La Hermandad de la Estrella ha confirmado oficialmente que el próximo Domingo de Ramos realizará su salida procesional desde la parroquia de San Jacinto, un hecho de extraordinaria relevancia histórica y simbólica que se inscribe en la conmemoración de los cincuenta años de la Capilla de la Virgen de la Estrella. La corporación trianera cuenta ya con la autorización expresa de la autoridad eclesiástica, lo que permite materializar este regreso excepcional al templo dominico, tal y como adelantamos en Gente de Paz el pasado 18 de enero.
Recuperación de una estampa histórica medio siglo después
La salida desde San Jacinto permitirá a la hermandad rememorar el año 1976, cuando la cofradía realizó desde este templo su estación de penitencia y se recogió, por primera vez, en la entonces recién bendecida Capilla de la Virgen de la Estrella. El retorno al lugar desde el que la corporación inició durante décadas su recorrido penitencial supone un reencuentro con sus raíces históricas, profundamente arraigadas en la memoria cofrade de Triana.
1976: un momento clave en la historia de la corporación
La efeméride que ahora se conmemora se sitúa en un contexto determinante para la hermandad. El Sábado de Pasión, 10 de abril de 1976, el cardenal Bueno Monreal bendecía la Capilla de la Virgen de la Estrella. Al día siguiente, Domingo de Ramos, la cofradía efectuaba su última salida desde San Jacinto, recogiendo ya en la que desde entonces sería su sede canónica. Aquel acontecimiento marcó un antes y un después en la vida de la corporación.
Un traslado que impulsó crecimiento y cohesión
El establecimiento definitivo en la capilla supuso un auténtico revulsivo interno, generando un proceso de crecimiento, renovación y cohesión que contribuyó decisivamente a la consolidación identitaria y devocional de la hermandad en el barrio. Por ello, el cincuentenario no se limita a la evocación de un cambio físico de sede, sino que remite a un proceso profundo de fortalecimiento institucional.

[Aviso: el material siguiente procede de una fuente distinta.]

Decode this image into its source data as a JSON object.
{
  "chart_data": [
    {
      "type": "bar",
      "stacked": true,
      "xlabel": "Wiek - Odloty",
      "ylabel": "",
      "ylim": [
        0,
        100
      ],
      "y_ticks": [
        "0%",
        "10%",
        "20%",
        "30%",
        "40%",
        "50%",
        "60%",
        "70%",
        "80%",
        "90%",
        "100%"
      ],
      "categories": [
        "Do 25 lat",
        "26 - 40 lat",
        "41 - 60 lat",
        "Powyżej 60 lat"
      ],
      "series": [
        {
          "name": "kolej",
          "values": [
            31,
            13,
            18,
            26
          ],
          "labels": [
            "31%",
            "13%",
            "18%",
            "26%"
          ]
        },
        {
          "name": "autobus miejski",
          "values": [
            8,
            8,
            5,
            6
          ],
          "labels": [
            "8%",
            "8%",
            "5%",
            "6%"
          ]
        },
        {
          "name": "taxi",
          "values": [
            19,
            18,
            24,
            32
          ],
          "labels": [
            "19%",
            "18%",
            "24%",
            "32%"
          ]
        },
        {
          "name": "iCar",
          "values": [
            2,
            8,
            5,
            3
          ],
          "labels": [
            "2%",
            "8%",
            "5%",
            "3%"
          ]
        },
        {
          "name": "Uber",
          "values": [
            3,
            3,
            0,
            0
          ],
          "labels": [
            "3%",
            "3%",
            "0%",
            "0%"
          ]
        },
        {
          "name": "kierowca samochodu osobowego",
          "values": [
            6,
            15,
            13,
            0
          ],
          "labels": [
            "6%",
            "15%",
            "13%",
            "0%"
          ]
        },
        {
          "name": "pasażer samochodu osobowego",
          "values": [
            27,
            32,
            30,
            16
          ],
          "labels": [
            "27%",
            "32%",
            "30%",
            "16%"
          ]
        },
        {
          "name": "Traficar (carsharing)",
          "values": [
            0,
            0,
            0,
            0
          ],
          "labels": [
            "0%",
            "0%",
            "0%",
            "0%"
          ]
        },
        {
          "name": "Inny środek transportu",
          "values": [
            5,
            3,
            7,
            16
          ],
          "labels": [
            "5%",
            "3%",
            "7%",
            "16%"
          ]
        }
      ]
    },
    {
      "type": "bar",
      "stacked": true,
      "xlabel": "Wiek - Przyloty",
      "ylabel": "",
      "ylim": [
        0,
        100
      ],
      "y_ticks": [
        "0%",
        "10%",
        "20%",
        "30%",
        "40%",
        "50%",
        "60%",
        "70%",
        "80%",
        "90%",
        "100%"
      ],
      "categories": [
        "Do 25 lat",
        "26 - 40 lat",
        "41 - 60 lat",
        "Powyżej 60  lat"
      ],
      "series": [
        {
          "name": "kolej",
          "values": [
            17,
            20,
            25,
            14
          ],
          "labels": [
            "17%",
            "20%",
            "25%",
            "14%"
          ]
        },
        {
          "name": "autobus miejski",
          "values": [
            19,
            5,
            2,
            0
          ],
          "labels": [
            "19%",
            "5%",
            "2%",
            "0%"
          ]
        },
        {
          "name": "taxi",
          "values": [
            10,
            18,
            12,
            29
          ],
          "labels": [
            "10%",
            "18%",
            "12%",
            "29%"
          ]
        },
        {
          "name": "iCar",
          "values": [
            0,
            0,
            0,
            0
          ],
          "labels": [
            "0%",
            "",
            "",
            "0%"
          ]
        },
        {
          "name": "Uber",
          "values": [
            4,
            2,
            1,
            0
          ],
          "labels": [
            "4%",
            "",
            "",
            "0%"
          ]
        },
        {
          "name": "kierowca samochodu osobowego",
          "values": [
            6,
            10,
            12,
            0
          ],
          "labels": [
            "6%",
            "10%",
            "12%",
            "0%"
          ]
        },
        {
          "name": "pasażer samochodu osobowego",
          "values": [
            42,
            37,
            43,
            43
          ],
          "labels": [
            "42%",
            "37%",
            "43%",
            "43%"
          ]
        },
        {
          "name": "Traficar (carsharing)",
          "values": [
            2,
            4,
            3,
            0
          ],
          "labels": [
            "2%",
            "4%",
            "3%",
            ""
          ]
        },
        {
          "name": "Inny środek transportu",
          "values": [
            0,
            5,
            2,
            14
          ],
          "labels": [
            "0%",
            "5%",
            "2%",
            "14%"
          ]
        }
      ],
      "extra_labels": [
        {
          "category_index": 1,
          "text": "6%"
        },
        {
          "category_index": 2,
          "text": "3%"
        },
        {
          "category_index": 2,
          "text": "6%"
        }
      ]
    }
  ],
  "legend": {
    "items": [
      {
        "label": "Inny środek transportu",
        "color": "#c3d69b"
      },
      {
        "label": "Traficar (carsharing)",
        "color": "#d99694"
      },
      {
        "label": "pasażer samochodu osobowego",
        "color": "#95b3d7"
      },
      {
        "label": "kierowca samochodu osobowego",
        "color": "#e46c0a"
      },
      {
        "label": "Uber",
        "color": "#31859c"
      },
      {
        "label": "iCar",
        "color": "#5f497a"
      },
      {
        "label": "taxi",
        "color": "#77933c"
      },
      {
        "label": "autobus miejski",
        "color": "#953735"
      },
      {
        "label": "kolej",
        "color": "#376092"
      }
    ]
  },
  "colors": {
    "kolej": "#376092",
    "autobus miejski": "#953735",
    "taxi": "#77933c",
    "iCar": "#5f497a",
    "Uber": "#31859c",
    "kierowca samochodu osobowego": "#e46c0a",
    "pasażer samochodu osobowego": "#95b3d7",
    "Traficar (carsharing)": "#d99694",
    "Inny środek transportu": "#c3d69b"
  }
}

Un programa conmemorativo de carácter integral
Con motivo de esta efeméride, la Hermandad de la Estrella ha diseñado una programación específica de actos cultuales, formativos y culturales, concebida para trasladar a muchos hermanos a aquellos años y, al mismo tiempo, permitir que quienes no los vivieron puedan conocer con mayor profundidad la historia reciente de la corporación. El objetivo es reforzar la memoria colectiva y el vínculo intergeneracional dentro de la hermandad.

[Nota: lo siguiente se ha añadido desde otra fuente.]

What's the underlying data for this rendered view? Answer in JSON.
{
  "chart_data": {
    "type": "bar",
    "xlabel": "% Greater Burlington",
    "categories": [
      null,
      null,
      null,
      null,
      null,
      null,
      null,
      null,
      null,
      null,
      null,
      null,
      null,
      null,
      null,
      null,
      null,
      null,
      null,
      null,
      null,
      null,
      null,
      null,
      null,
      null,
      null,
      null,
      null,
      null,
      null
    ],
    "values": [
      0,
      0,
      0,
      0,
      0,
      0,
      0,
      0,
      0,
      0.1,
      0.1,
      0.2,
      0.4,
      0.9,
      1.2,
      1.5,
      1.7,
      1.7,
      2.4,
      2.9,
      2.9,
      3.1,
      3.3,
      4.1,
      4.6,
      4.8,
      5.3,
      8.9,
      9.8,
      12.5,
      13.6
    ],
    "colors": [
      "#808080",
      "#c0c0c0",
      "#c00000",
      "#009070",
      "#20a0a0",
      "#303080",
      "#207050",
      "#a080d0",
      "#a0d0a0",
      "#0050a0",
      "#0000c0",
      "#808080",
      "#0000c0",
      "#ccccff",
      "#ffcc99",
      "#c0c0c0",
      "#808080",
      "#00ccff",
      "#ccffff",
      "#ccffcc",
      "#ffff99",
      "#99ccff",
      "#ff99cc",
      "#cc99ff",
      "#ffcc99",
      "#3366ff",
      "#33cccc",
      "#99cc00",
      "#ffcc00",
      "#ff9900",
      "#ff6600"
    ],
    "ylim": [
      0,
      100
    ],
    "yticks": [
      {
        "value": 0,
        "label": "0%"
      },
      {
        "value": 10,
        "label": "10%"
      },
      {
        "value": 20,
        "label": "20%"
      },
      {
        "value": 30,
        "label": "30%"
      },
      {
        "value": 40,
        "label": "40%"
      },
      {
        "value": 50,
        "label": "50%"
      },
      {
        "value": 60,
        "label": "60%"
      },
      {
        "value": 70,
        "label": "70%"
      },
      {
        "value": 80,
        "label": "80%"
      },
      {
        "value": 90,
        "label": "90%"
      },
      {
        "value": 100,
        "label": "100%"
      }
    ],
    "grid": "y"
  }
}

Antecedentes extraordinarios y contexto actual
La dimensión excepcional de esta iniciativa encuentra un precedente en la salida extraordinaria realizada con motivo del 25 aniversario de la coronación canónica de la Virgen de la Estrella, un acontecimiento que permanece vivo en la memoria sentimental de hermanos y devotos. Asimismo, existió un antecedente más cercano que no llegó a materializarse. En 2020, hermandad y parroquia alcanzaron un acuerdo para que la cofradía realizara su estación de penitencia desde San Jacinto debido a las obras en la capilla, decisión adoptada con carácter excepcional y con medidas específicas para no interferir en la vida parroquial. Sin embargo, la irrupción de la pandemia de la COVID-19 impidió finalmente que aquel proyecto se llevara a cabo.

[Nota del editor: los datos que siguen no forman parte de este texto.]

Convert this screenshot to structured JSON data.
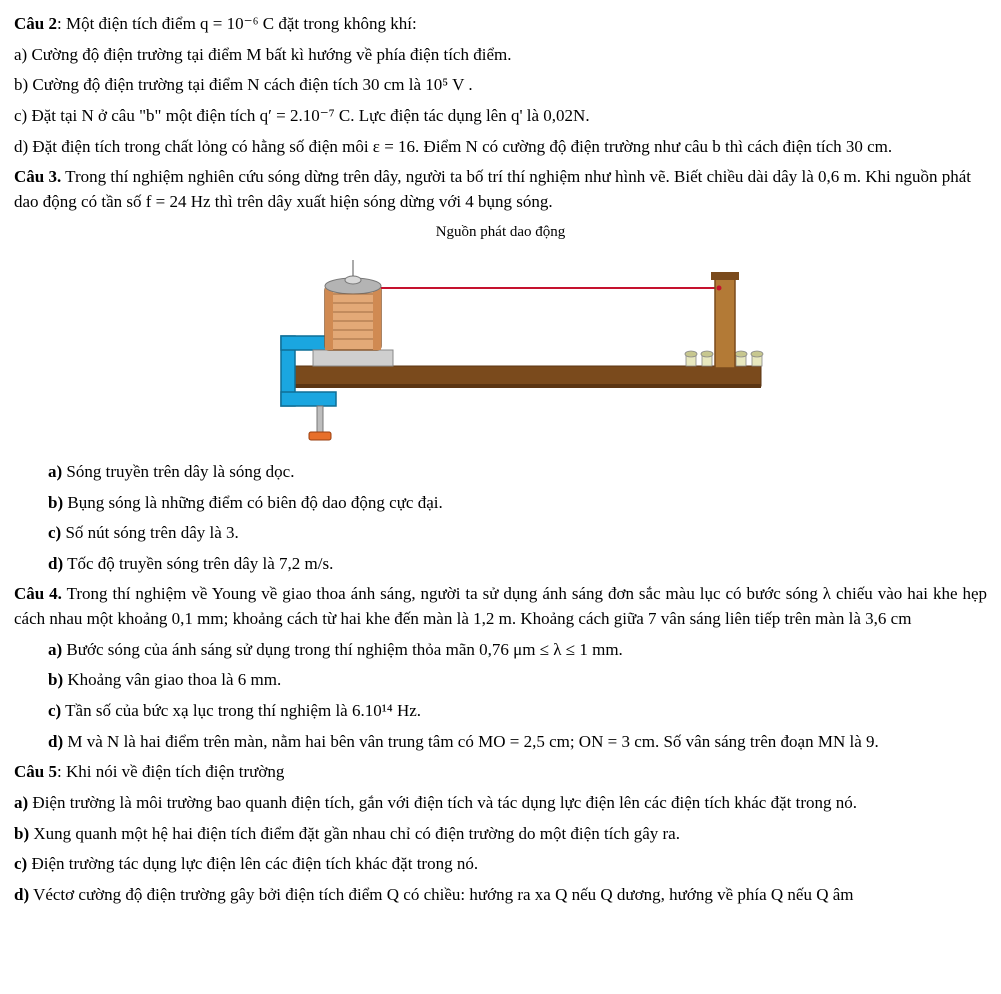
{
  "q2": {
    "title_strong": "Câu 2",
    "title_rest": ": Một điện tích điểm  q = 10⁻⁶ C  đặt trong không khí:",
    "a": "a) Cường độ điện trường tại điểm M bất kì hướng về phía điện tích điểm.",
    "b": "b) Cường độ điện trường tại điểm N cách điện tích 30 cm là  10⁵ V .",
    "c": "c) Đặt tại N ở câu \"b\" một điện tích  q′ = 2.10⁻⁷  C. Lực điện tác dụng lên  q'  là 0,02N.",
    "d": "d) Đặt điện tích trong chất lỏng có hằng số điện môi  ε = 16. Điểm  N  có cường độ điện trường như câu b thì cách điện tích 30 cm."
  },
  "q3": {
    "title_strong": "Câu 3.",
    "title_rest": " Trong thí nghiệm nghiên cứu sóng dừng trên dây, người ta bố trí thí nghiệm như hình vẽ. Biết chiều dài dây là 0,6 m. Khi nguồn phát dao động có tần số  f = 24 Hz  thì trên dây xuất hiện sóng dừng với 4 bụng sóng.",
    "fig_label": "Nguồn phát dao động",
    "a": " Sóng truyền trên dây là sóng dọc.",
    "b": " Bụng sóng là những điểm có biên độ dao động cực đại.",
    "c": " Số nút sóng trên dây là 3.",
    "d": " Tốc độ truyền sóng trên dây là 7,2 m/s."
  },
  "q4": {
    "title_strong": "Câu 4.",
    "title_rest": " Trong thí nghiệm về Young về giao thoa ánh sáng, người ta sử dụng ánh sáng đơn sắc màu lục có bước sóng  λ  chiếu vào hai khe hẹp cách nhau một khoảng 0,1 mm; khoảng cách từ hai khe đến màn là 1,2 m. Khoảng cách giữa 7 vân sáng liên tiếp trên màn là 3,6 cm",
    "a": " Bước sóng của ánh sáng sử dụng trong thí nghiệm thỏa mãn  0,76 μm ≤ λ ≤ 1 mm.",
    "b": " Khoảng vân giao thoa là 6 mm.",
    "c": " Tần số của bức xạ lục trong thí nghiệm là  6.10¹⁴ Hz.",
    "d": " M và N là hai điểm trên màn, nằm hai bên vân trung tâm có  MO = 2,5 cm; ON = 3 cm.  Số vân sáng trên đoạn MN là 9."
  },
  "q5": {
    "title_strong": "Câu 5",
    "title_rest": ": Khi nói về điện tích điện trường",
    "a": " Điện trường là môi trường bao quanh điện tích, gắn với điện tích và tác dụng lực điện lên các điện tích khác đặt trong nó.",
    "b": " Xung quanh một hệ hai điện tích điểm đặt gần nhau chỉ có điện trường do một điện tích gây ra.",
    "c": " Điện trường tác dụng lực điện lên các điện tích khác đặt trong nó.",
    "d": " Véctơ cường độ điện trường gây bởi điện tích điểm Q có chiều: hướng ra xa Q nếu Q dương, hướng về phía Q nếu Q âm"
  },
  "fig": {
    "bench_color": "#7a4a1c",
    "bench_shadow": "#5b3513",
    "clamp_color": "#1aa6e0",
    "clamp_dark": "#0f6e96",
    "spool_outer": "#d08a52",
    "spool_inner": "#e3a977",
    "spool_edge": "#8a5a32",
    "spool_top": "#b4b4b4",
    "spool_cap": "#d9d9d9",
    "base_color": "#cfcfcf",
    "screw_color": "#e76f2a",
    "string_color": "#c5122e",
    "pillar_color": "#b37a36",
    "pillar_edge": "#7a4a1c",
    "peg_body": "#e8e8bf",
    "peg_top": "#c7c78f"
  }
}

Un Domingo de Ramos señalado para la historia de Triana
En el actual contexto pastoral e institucional, marcado por una mayor apertura y colaboración de la parroquia hacia las hermandades del barrio, este regreso se ha contemplado con normalidad y consenso. De este modo, la Hermandad de la Estrella se dispone a vivir un Domingo de Ramos profundamente marcado por la historia y la memoria, recuperando su vínculo con San Jacinto cincuenta años después y ofreciendo a Triana una jornada llamada a ocupar un lugar destacado en su crónica cofrade contemporánea.